Let $A$ be a finitely generated, infinite abelian group, and $n$ a positive integer. Show there exists a subgroup $B$ such that $|A/B| = n$.
I'm trying to use induction on the number of generators of $A$, but I don't know if this is a good approach. Any hints are greatly appreciated.
By the fundamental theorem of finite abelian groups, $A$ is isomorphic to a group $\mathbb{Z}\times A'$, where $A'$ is some abelian group. Hence, $A$ surjects onto $\mathbb{Z}$. As $\mathbb{Z}$ surjects onto $\mathbb{Z}_n$, the cyclic group of order $n$, it follows that $A$ also surjects onto $\mathbb{Z}_n$. The result then follows by the first isomorphism theorem.
You can actually find the subgroup $B$ if you want, although the question doesn't ask for this: Using the integers in the obvious way to denote the elements of the $\mathbb{Z}$ factor in $\mathbb{Z}\times A'$, so $A=\langle 1, A\rangle$, then $B=\langle n, A'\rangle$.

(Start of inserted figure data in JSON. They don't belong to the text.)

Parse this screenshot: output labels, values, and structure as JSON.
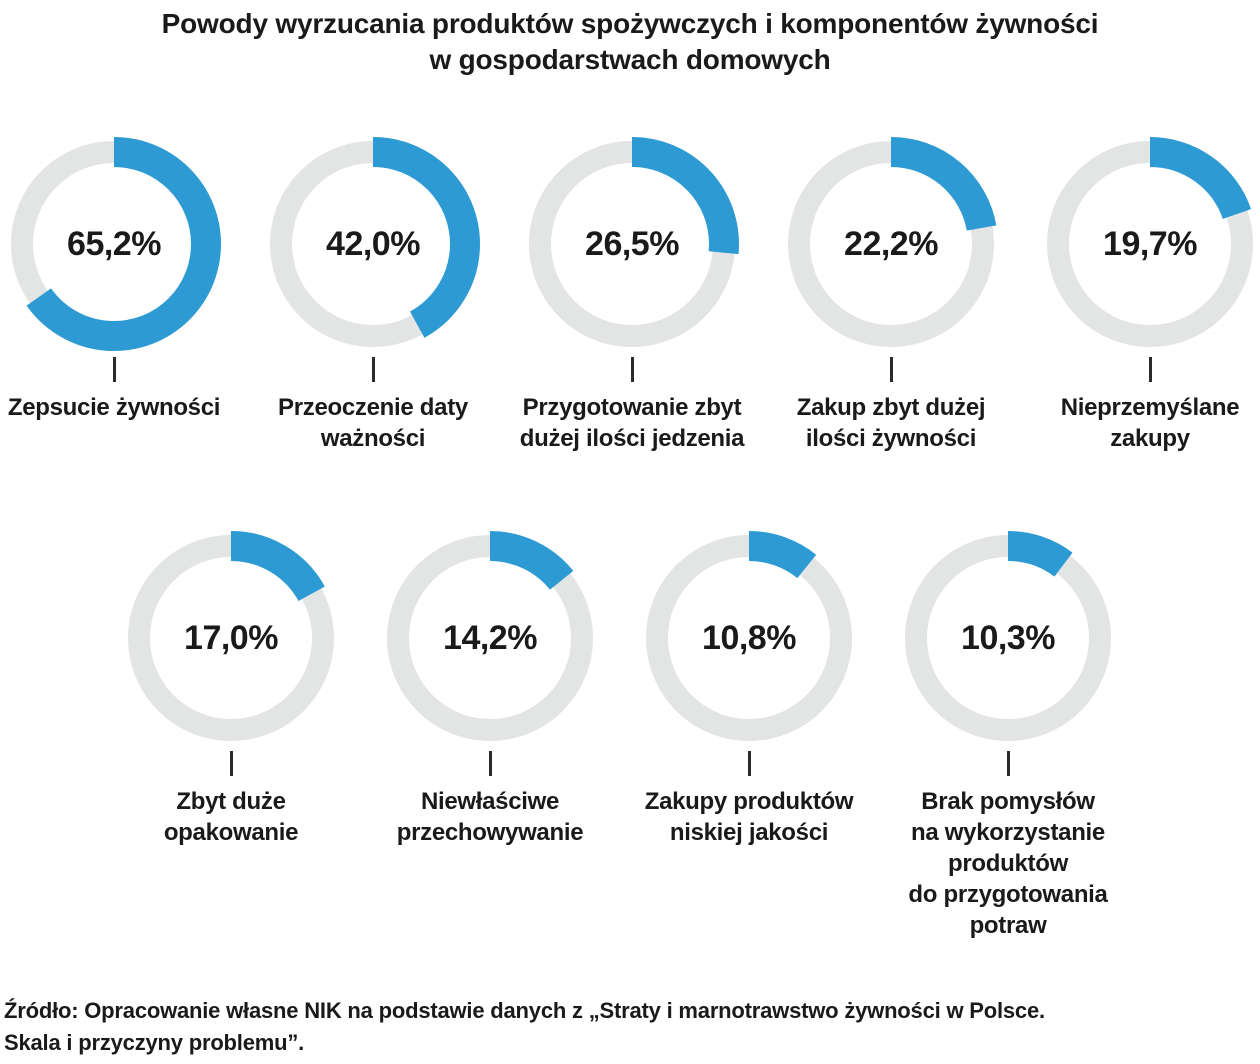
{
  "title": {
    "line1": "Powody wyrzucania produktów spożywczych i komponentów żywności",
    "line2": "w gospodarstwach domowych"
  },
  "colors": {
    "accent": "#2e9ad3",
    "track": "#e3e4e4",
    "text": "#1a1a1a"
  },
  "chart_data": {
    "type": "pie",
    "variant": "donut-multiples",
    "title": "Powody wyrzucania produktów spożywczych i komponentów żywności w gospodarstwach domowych",
    "unit": "%",
    "value_range": [
      0,
      100
    ],
    "rows": [
      [
        {
          "label": "Zepsucie żywności",
          "label_lines": [
            "Zepsucie żywności"
          ],
          "value": 65.2,
          "display": "65,2%"
        },
        {
          "label": "Przeoczenie daty ważności",
          "label_lines": [
            "Przeoczenie daty",
            "ważności"
          ],
          "value": 42.0,
          "display": "42,0%"
        },
        {
          "label": "Przygotowanie zbyt dużej ilości jedzenia",
          "label_lines": [
            "Przygotowanie zbyt",
            "dużej ilości jedzenia"
          ],
          "value": 26.5,
          "display": "26,5%"
        },
        {
          "label": "Zakup zbyt dużej ilości żywności",
          "label_lines": [
            "Zakup zbyt dużej",
            "ilości żywności"
          ],
          "value": 22.2,
          "display": "22,2%"
        },
        {
          "label": "Nieprzemyślane zakupy",
          "label_lines": [
            "Nieprzemyślane",
            "zakupy"
          ],
          "value": 19.7,
          "display": "19,7%"
        }
      ],
      [
        {
          "label": "Zbyt duże opakowanie",
          "label_lines": [
            "Zbyt duże",
            "opakowanie"
          ],
          "value": 17.0,
          "display": "17,0%"
        },
        {
          "label": "Niewłaściwe przechowywanie",
          "label_lines": [
            "Niewłaściwe",
            "przechowywanie"
          ],
          "value": 14.2,
          "display": "14,2%"
        },
        {
          "label": "Zakupy produktów niskiej jakości",
          "label_lines": [
            "Zakupy produktów",
            "niskiej jakości"
          ],
          "value": 10.8,
          "display": "10,8%"
        },
        {
          "label": "Brak pomysłów na wykorzystanie produktów do przygotowania potraw",
          "label_lines": [
            "Brak pomysłów",
            "na wykorzystanie",
            "produktów",
            "do przygotowania",
            "potraw"
          ],
          "value": 10.3,
          "display": "10,3%"
        }
      ]
    ]
  },
  "source": {
    "line1": "Źródło: Opracowanie własne NIK na podstawie danych z „Straty i marnotrawstwo żywności w Polsce.",
    "line2": "Skala i przyczyny problemu”."
  }
}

[The last paragraph is potentially ambiguous as there may be lots of $\mathbb{Z}$-factors of $A$. I wrote it like this because I wanted to use additive notation. Multiplicatively, and unambiguously, let $z$ be the generator of the $\mathbb{Z}$-factor in $\mathbb{Z}\times A'$, so $A=\langle z, A\rangle$, and then $B=\langle z^n, A'\rangle$.]